Woodward provides a history of the challenge to Darwinian evolution that has been mounted in recent times by folks questioning the evidence for Darwinism. The “Intelligent Design” movement is a group that consciously distinguishes itself from the “Young-Earth Creationist” stereotype that are often associated with the rejection of Darwinism. The book mostly covers the time from the publication of Michael Denton’s Evolution: A Theory in Crisis up to recent work by William Dembski. Although it gives the timeline of events and overview of the main players in this issue (there are chapters largely devoted to each of Michael Denton, Phillip Johnson, Michael Behe, and William Dembski), the book also focuses on the history of the rhetorical approaches people have taken in debating the issue. So it’s also a kind of history of argumentation. I found that these parts of the book were often interesting because of the lessons they give in how to argue, but occasionally the digressions into rhetorical theory seemed to me to be a bit of a distraction from the “narrative” of the events being talked about.

The book is definitely worth reading in that it succinctly gives an overview of the issues involved in the debate and shows how the argumentation of the protagonists and antagonists have changed and developed (“evolved”!) as they have interacted over recent years.
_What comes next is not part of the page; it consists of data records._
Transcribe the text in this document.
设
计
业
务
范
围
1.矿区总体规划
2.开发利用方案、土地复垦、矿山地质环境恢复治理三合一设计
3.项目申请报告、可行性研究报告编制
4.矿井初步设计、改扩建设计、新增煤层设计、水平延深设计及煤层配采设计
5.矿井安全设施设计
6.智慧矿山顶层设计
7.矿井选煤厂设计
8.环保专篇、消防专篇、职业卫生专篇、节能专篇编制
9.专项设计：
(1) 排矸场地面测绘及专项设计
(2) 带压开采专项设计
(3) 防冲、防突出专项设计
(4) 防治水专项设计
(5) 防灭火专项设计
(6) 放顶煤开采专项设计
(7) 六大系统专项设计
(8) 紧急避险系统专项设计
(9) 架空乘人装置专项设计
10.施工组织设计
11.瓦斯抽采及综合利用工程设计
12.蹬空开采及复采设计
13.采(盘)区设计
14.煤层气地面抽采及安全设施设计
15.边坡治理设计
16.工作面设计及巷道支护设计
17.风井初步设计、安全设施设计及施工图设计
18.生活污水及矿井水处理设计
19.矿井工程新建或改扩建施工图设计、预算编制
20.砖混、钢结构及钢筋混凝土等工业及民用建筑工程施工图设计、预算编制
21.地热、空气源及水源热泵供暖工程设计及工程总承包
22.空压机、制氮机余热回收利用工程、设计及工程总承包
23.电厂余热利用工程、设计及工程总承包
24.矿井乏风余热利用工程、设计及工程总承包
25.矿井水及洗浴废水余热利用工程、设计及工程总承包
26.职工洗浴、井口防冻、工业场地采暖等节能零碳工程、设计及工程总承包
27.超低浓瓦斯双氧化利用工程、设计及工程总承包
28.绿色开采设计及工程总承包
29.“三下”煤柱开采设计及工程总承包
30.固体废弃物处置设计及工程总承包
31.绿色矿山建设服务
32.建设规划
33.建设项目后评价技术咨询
Woodward provides a good shortcut to getting a handle on the debate without having to read all the books that have lead up to the current state of play. Having said that however, I think I’m going to read (or re-read, since I am familiar with some or most of the books of Johnson, Behe and Dembski) some of those books in the near future anyway, because it is a fascinating topic!

A good website for more on this sort of stuff is the Access Research Network.